There are some indications that the White House and Pentagon may not accept this view of the State Department and the NATO allies. Hints have surfaced already in for example November's German-American conference in Bonn sponsored by the conservative-linked Konrad Adenauer Foundation.

In one sense the conference was a conservative love-in of the sort that Reagan Republicans and then out-of-power West German Christian Democrats have reveled in for the past two years. Participants on both sides included some authentic cold warriors. But the top spokesmen for Bonn's new conservative government - including Defense Minister Manfred Worner and Alois Mertes, Foreign Ministry parliamentary state secretary - were deliberately moderate in their approach.

Dr. Mertes, for example, called for ''understanding'' (though not ''acceptance'') of the Soviet security paranoia, and he emphatically rejected the view that the Soviet Union is facing imminent domestic collapse. Some American participants serving in or closely connected with the Reagan administration contested him on both counts.

This dichotomy will have to be resolved before the West can unite in the immediate task of writing 1980s guidelines for East-West economic intercourse. This was the tradeoff (according to the Americans, though not according to the French) for the American lifting of the sanctions.

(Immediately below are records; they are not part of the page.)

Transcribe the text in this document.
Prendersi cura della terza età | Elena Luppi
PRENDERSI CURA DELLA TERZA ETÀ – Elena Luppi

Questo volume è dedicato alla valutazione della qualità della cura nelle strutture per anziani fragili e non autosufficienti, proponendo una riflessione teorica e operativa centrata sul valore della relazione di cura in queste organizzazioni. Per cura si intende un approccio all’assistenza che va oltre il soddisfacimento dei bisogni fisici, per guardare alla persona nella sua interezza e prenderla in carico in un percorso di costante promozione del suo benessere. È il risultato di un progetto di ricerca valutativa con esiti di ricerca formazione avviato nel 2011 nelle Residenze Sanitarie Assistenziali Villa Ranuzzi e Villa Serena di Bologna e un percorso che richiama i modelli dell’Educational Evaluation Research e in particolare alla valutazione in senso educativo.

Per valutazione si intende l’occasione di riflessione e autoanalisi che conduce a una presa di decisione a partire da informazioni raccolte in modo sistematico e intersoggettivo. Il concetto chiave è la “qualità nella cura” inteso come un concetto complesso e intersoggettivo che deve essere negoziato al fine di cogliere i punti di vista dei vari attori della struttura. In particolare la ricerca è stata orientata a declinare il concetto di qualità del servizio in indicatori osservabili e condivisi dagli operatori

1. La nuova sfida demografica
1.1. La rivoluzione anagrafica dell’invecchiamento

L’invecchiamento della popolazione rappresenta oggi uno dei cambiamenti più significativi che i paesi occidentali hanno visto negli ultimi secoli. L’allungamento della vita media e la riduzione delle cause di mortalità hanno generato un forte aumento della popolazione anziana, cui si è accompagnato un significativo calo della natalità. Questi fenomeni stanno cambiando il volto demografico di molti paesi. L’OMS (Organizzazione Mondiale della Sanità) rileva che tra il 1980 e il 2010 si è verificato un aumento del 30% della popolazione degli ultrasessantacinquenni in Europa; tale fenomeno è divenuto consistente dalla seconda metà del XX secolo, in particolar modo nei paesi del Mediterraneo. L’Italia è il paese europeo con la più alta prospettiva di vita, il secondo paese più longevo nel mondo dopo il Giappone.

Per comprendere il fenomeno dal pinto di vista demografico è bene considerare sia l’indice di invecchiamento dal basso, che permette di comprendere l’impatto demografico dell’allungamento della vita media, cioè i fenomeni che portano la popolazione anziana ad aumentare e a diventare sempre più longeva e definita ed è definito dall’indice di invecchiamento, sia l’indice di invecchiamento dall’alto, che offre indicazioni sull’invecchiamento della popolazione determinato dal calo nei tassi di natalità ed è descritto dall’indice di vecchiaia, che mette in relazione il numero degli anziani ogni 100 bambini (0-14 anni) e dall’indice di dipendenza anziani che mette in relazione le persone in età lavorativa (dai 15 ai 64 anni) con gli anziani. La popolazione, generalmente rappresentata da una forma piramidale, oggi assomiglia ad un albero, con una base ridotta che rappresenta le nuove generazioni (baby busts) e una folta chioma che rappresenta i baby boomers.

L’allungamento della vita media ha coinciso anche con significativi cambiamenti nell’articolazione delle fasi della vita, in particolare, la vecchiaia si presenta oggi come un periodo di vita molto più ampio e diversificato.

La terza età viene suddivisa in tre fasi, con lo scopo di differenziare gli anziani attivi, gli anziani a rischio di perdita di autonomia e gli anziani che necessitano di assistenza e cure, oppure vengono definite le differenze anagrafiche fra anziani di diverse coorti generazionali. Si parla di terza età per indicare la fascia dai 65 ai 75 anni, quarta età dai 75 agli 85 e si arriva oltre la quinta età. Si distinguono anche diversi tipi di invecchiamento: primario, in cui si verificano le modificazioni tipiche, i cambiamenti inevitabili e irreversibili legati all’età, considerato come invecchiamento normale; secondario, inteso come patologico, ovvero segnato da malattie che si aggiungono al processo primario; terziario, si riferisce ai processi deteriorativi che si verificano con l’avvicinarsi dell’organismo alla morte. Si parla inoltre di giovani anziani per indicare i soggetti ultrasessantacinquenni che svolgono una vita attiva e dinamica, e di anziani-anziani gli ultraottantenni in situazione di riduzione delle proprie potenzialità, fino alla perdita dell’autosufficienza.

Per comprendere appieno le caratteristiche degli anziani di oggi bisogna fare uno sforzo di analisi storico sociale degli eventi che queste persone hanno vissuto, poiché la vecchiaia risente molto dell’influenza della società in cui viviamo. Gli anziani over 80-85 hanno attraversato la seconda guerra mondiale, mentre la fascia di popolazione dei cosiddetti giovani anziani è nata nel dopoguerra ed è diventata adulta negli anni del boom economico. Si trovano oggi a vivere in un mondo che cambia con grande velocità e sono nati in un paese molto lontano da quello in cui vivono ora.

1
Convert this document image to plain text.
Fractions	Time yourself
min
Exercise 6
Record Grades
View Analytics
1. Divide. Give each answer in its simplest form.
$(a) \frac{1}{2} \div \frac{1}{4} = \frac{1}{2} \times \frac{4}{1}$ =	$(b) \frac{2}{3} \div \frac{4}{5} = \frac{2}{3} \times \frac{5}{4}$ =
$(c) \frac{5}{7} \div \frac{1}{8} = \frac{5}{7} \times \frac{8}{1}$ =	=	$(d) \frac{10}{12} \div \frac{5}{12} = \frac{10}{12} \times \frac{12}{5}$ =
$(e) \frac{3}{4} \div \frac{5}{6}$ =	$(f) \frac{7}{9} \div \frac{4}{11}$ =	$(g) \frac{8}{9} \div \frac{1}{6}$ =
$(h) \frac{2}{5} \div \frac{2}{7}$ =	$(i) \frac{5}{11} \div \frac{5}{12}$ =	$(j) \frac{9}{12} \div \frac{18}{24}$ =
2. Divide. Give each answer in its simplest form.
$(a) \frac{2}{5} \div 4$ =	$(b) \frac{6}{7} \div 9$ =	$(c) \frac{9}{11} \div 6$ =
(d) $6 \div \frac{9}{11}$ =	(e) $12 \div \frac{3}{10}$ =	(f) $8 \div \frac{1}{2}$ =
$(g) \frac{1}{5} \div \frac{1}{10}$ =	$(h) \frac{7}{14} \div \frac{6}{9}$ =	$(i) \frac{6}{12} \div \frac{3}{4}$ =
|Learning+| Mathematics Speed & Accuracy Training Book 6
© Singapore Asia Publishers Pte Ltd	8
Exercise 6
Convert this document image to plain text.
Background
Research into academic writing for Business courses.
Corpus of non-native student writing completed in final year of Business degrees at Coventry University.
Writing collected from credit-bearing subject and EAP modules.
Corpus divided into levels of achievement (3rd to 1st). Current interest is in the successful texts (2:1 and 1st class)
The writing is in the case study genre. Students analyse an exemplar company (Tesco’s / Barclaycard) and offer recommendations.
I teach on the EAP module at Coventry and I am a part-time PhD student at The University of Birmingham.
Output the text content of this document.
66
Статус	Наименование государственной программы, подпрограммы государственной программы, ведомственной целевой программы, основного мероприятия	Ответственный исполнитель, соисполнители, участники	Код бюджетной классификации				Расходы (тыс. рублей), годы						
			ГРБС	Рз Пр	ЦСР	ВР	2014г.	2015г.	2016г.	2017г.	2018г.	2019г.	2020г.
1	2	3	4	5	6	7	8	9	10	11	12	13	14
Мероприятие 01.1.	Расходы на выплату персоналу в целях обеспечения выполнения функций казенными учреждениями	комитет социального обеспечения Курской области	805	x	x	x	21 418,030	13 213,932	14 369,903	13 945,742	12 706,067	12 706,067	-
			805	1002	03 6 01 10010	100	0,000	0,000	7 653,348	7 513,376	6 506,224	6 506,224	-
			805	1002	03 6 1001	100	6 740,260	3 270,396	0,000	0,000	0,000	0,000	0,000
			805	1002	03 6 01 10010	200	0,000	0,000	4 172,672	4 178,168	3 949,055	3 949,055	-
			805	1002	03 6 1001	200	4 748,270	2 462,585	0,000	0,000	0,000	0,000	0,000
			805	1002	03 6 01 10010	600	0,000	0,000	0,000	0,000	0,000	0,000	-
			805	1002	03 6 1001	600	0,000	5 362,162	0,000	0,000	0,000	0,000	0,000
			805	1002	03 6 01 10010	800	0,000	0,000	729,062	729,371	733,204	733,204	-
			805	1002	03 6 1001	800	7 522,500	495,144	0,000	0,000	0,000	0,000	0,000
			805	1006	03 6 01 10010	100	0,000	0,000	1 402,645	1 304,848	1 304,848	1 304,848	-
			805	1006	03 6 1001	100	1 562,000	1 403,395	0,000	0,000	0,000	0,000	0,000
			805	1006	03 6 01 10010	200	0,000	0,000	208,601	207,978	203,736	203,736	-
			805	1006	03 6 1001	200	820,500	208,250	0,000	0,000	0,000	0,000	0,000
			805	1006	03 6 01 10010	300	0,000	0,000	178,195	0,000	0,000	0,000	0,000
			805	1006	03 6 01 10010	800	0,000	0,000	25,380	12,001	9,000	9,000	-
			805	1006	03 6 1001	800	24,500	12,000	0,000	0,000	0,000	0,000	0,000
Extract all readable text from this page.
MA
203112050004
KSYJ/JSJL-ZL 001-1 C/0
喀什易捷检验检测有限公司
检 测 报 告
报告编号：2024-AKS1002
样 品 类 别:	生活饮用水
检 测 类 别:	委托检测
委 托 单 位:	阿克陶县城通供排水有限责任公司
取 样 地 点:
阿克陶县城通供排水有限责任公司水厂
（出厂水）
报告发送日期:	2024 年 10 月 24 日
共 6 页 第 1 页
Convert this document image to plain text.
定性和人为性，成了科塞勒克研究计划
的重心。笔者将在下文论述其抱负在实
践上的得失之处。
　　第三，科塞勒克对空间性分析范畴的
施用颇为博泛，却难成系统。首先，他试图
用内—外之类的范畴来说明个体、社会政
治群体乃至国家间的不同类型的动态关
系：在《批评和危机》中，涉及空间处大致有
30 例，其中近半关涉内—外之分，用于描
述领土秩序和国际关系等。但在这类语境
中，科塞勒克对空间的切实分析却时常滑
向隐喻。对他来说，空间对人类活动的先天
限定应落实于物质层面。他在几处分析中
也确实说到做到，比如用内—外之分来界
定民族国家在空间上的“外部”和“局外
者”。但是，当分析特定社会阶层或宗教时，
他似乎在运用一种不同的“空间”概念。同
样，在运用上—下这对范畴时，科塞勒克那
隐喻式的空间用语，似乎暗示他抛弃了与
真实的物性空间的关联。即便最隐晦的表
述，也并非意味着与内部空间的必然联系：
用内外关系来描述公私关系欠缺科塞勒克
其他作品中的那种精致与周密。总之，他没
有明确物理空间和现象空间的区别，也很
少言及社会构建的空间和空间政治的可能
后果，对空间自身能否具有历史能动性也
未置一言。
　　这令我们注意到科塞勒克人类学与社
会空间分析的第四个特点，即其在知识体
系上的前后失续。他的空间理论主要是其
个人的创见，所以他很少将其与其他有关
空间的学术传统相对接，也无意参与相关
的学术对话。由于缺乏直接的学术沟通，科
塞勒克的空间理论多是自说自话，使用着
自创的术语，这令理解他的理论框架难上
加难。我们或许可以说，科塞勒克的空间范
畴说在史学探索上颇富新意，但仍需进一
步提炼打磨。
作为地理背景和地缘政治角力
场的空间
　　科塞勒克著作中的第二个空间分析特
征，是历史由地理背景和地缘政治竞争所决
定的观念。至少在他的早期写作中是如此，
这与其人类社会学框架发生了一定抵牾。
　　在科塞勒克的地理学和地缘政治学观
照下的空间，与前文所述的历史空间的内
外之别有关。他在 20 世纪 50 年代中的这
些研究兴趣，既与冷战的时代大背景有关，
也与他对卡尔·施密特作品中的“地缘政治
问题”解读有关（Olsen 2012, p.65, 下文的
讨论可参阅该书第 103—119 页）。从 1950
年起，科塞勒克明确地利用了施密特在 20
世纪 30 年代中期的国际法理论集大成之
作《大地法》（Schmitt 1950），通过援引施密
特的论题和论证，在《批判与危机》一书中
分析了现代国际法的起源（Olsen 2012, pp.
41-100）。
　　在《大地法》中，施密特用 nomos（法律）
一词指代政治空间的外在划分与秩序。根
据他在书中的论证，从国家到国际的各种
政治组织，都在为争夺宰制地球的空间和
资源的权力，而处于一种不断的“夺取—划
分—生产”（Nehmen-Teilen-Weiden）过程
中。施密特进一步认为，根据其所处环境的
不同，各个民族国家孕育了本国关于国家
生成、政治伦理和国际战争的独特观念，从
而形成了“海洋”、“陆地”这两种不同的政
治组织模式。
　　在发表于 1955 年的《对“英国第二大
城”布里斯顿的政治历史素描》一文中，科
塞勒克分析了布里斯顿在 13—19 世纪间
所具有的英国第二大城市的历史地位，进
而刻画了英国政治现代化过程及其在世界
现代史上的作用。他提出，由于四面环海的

The second major issue of intermediate-range nuclear arms control will presumably have to be resolved by next spring or summer. At that time - shortly before the start of scheduled deployment of new NATO missiles if there is no arms control agreement - it is widely expected that Moscow will offer some new concession. At that point European governments will be under enormous public pressure to treat the Soviet offer seriously and display a Western willingness to compromise. The grave penalty for not doing so - especially in West Germany - could be the loss of public support for nuclear defense altogether.

Compromise on intermediate-range nuclear arms control goes against Pentagon instincts, however. At the winter meeting of NATO defense ministers in Brussels in early December, Defense Secretary Caspar W. Weinberger impatiently shot down the trial balloon of compromise lofted by British Defense Minister John Nott and even NATO Secretary-General Josef Luns.

Both of the latter had alluded to possible movement away from the American-tabled ''zero option'' of no new NATO missiles in Western Europe in return for dismantling of already deployed Soviet intermediate-range missiles. They did not specify what this might entail, but the possibilities usually discussed include a merging of the intermediate-range with the strategic US-Soviet arms control negotiations; some limited inclusion of French and British nuclear capability in the European balance; and a restriction of the geographical arms control zone to Europe (rather than the global limits sought by the US).

In a press conference Weinberger dismissed any notion of modifying the zero option. Instead, he asserted - rather in contrast to Washington's previous conspicuous consultation with its allies on the Geneva talks - that the negotiating position is America's alone to decide.